Pour une définition moderne de l'intérêt national
La note au Cabinet demandant que la Loi sur les mesures d'urgence soit invoquée le 14 février 2022 et le témoignage de Chrystia Freeland et d'autres personnes à la Commission sur l'état d'urgence révèlent une élite dirigeante pour qui l'intérêt national ou la sécurité nationale signifie suivre les ordres d'intérêts privés supranationaux et servir la machine de guerre des États-Unis. Il n'y a rien de national là-dedans. C'est la destruction de la nation, non seulement pour le Canada, mais aussi pour les peuples du monde qui luttent pour leur droit à l'autodétermination, l'indépendance et leurs propres projets d'édification nationale.
Que l'élite dirigeante parle d'« intérêt national », de « sécurité économique » ou de « sécurité nationale », il s'agit toujours de stratagèmes qui profitent à des intérêts supranationaux étroits. Cela vise surtout à désinformer l'opinion publique en détruisant les normes et les critères que le corps politique a utilisés comme mesure pour exercer son jugement dans le passé. Cela a un effet dévastateur sur la cohérence du corps politique, qui se retrouve à la dérive, sans orientation ni direction.
Un corps politique exige des normes et des mesures publiquement reconnues sur lesquelles les gens peuvent compter pour porter des jugements sur les questions qui se posent. Lorsque les définitions et les règlements sont donnés sur un coup de tête ou secrètement à la demande des forces policières politiques étrangères et de leurs porte-parole canadiens, l'ensemble du corps politique est exclu du discours. En limitant les consultations à des experts choisis provenant du milieu universitaire, du milieu des affaires, des médias et de ce qu'on appelle les parties prenantes, c'est le peuple et ses préoccupations qui sont exclus. Les opinions des Canadiens ne sont pas entendues si leur participation se résume à répondre à des sondages qui leur demandent seulement d'indiquer leurs préférences parmi des choix présélectionnés. Cela détruit la cohésion du corps politique qui tend à « décrocher » faute d'une alternative qui vienne de lui. Le fait que les règlements, les règles et les arrangements alimentent la machine de guerre des États-Unis et de l'OTAN rend les conséquences du soi-disant système fondé sur des règles très dangereuses.

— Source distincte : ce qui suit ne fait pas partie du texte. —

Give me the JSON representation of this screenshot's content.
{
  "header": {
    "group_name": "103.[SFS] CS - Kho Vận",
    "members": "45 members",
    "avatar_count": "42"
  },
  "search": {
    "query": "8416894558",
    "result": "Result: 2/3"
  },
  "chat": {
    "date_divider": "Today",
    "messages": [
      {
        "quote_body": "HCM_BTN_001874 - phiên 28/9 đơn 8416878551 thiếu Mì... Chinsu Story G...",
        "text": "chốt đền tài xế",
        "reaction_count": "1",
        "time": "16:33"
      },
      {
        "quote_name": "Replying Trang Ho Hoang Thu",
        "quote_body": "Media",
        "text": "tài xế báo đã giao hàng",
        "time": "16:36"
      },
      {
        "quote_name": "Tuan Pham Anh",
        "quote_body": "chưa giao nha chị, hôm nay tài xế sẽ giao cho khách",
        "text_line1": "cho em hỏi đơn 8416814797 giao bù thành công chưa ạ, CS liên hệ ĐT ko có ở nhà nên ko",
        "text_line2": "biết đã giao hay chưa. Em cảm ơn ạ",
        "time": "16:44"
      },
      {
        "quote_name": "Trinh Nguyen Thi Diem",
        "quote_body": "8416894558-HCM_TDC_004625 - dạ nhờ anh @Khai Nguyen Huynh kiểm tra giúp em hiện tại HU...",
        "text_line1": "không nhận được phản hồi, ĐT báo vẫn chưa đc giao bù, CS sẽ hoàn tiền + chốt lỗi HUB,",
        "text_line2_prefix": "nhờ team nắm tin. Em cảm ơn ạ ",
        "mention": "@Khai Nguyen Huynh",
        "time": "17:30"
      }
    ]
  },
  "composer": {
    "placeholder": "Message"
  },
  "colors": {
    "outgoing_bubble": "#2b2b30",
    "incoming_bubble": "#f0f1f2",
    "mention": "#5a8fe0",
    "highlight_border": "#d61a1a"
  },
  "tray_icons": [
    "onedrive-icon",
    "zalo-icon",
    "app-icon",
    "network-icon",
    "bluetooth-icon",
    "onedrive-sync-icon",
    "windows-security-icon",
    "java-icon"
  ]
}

Les témoignages recueillis lors des auditions de la Commission sur l'état d'urgences sur les raisons pour lesquelles la Loi sur les mesures d'urgence a été invoquée révèlent une image embarrassante et humiliante de ministres et d'hommes politiques qui, lorsque l'administration américaine, les PDG des grandes banques et institutions financières ou les propriétaires des plus grands oligopoles leur ordonnent de sauter, répondent : « À quelle hauteur ? ». Le plus embarrassant, c'est que ces ministres et politiciens affirment que c'est ainsi qu'on défend la sécurité et l'intérêt national du Canada.
Les échanges qui, selon les rapports, ont eu lieu au sein du cabinet fédéral sur l'invocation de la Loi sur les mesures d'urgence ont été en majeure partie expurgés (caviardés). Invoquant le « secret professionnel », le gouvernement Trudeau a même refusé de dire à la Commission Rouleau si son propre ministère de la Justice considérait qu'il agissait conformément aux exigences de la loi. Mais ce qui a été mis au jour révèle un misérable gouvernement de vendus qui a trahi le droit des Canadiens à l'autodétermination, ainsi que l'état de droit et les droits du peuple.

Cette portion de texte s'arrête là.